As part of the agreement with BARDA, which Edwards called a “shot in the arm” for his company, Phlow will help build the United States’ first Strategic Active Pharmaceutical Ingredients Reserve (SAPIR), a long-term, national stockpile to secure key ingredients used to manufacture the most essential medicines in the United States. Currently, more than 80% of active pharmaceutical ingredients (APIs) and chemical ingredients used to manufacture generic and over-the-counter drugs are produced abroad. The majority of those ingredients are sourced from China and India.
Since its launch, Phlow raised an additional $20 million in a Series A financing round, and earlier this month, Phlow partnered with a coalition of children’s hospitals to provide what Edwards called a certainty in availability and access for key medicines necessary to sustain life and conquer disease and to address the nation’s broken essential medicines supply chain. Edwards said Phlow and the coalition came together to change the way pediatric essential medicines are provided to patients in need.

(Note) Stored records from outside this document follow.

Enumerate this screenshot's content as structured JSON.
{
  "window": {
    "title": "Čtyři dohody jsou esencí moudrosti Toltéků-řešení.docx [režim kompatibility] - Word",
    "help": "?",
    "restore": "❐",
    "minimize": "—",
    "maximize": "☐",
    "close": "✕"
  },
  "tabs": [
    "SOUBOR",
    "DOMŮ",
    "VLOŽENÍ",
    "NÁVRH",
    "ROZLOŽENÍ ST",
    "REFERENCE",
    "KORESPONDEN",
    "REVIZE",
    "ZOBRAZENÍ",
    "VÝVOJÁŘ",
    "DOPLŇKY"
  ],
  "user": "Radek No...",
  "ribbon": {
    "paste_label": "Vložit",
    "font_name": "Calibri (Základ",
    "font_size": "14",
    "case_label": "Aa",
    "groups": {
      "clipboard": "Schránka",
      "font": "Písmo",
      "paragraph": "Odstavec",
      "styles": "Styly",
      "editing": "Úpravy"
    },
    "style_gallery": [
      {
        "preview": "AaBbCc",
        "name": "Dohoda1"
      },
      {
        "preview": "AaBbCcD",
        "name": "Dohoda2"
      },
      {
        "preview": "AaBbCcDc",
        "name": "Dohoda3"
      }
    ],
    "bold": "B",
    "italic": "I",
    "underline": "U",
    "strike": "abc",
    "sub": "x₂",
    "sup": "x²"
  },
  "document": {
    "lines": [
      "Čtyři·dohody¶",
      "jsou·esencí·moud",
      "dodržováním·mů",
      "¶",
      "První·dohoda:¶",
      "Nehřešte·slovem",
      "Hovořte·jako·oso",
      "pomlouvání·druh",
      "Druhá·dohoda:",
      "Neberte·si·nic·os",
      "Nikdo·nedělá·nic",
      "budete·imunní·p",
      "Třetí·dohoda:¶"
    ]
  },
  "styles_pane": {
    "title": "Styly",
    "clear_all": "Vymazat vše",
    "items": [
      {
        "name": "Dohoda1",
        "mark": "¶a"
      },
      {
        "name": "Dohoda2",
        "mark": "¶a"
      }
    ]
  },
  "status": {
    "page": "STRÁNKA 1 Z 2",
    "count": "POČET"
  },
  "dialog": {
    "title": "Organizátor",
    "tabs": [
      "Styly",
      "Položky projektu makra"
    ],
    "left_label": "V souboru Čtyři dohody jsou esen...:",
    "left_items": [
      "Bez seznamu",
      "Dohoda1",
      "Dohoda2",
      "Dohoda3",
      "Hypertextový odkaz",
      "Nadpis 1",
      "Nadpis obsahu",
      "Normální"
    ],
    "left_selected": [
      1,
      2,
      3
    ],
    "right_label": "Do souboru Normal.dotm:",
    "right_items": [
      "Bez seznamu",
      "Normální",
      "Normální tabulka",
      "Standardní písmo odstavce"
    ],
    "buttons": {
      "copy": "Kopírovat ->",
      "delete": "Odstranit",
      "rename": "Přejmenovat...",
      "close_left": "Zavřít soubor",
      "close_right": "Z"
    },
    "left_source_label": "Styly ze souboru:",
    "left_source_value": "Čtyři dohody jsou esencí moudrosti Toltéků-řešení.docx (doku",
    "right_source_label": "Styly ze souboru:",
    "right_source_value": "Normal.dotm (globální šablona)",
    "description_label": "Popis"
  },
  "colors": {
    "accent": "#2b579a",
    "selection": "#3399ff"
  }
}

In addition to Phlow’s rapid growth in Virginia, Civica Rx, a nonprofit generic drug manufacturing company, and a key partner for Phlow, announced in January that it will invest $124.5 million to establish its first in-house pharmaceutical manufacturing operation in Petersburg. Civica will construct a 120,000-square-foot state-of-the-art manufacturing facility adjacent to facilities operated by Phlow and AMPAC. The Civica plant will manufacture vials and syringes of injectable medicines used to treat COVID-19 patients and more general uses, including treatment of infections and hypertension or uses in emergency rooms and surgeries. The Civica manufacturing facility is expected to create 186 new jobs.
Martin VanTrieste, president and CEO of Civica, said the manufacturing site will be instrumental in the efforts to simplify what he called a complex supply channel.
“This is a dream come true for Civica and our hospital partners as we work together to stabilize the supply of quality medicines for patients across the country,” VanTrieste said.
At the time the Civica site was announced, Frank Gupton, co-founder of Phlow, Chair of the Department of Chemical and Life Science Engineering at VCU, and CEO of the Medicines for All Institute, said the collaboration between the organizations is a “major milestone towards the realization of our vision for producing 100 percent of all essential medicines in the U.S.”
With the addition of the Civica site, Phlow’s own facilities, and those of AMPAC, Edwards expects the central region of Virginia will become a hub for advanced manufacturing and help attract highly technical jobs.
Ross Dunlap, CEO of Ceres Nanosciences, who serves on the board of Virginia Bio, echoed Edwards’ thoughts. He said the commonwealth’s ecosystem is showing the fruits of seeds it planted in all parts of the life sciences industry, including biopharma, medical devices, technology, and Ag sciences. He said there is significant space to accommodate additional manufacturing. In fact, Ceres recently opened a new 12,000-square-foot manufacturing facility in Prince William County’s Innovation Park.
“This is an area that’s rapidly growing. We have close proximity to the FDA and other government agencies, as well as other organizations within the hub. Richmond is on the rise,” Edwards said.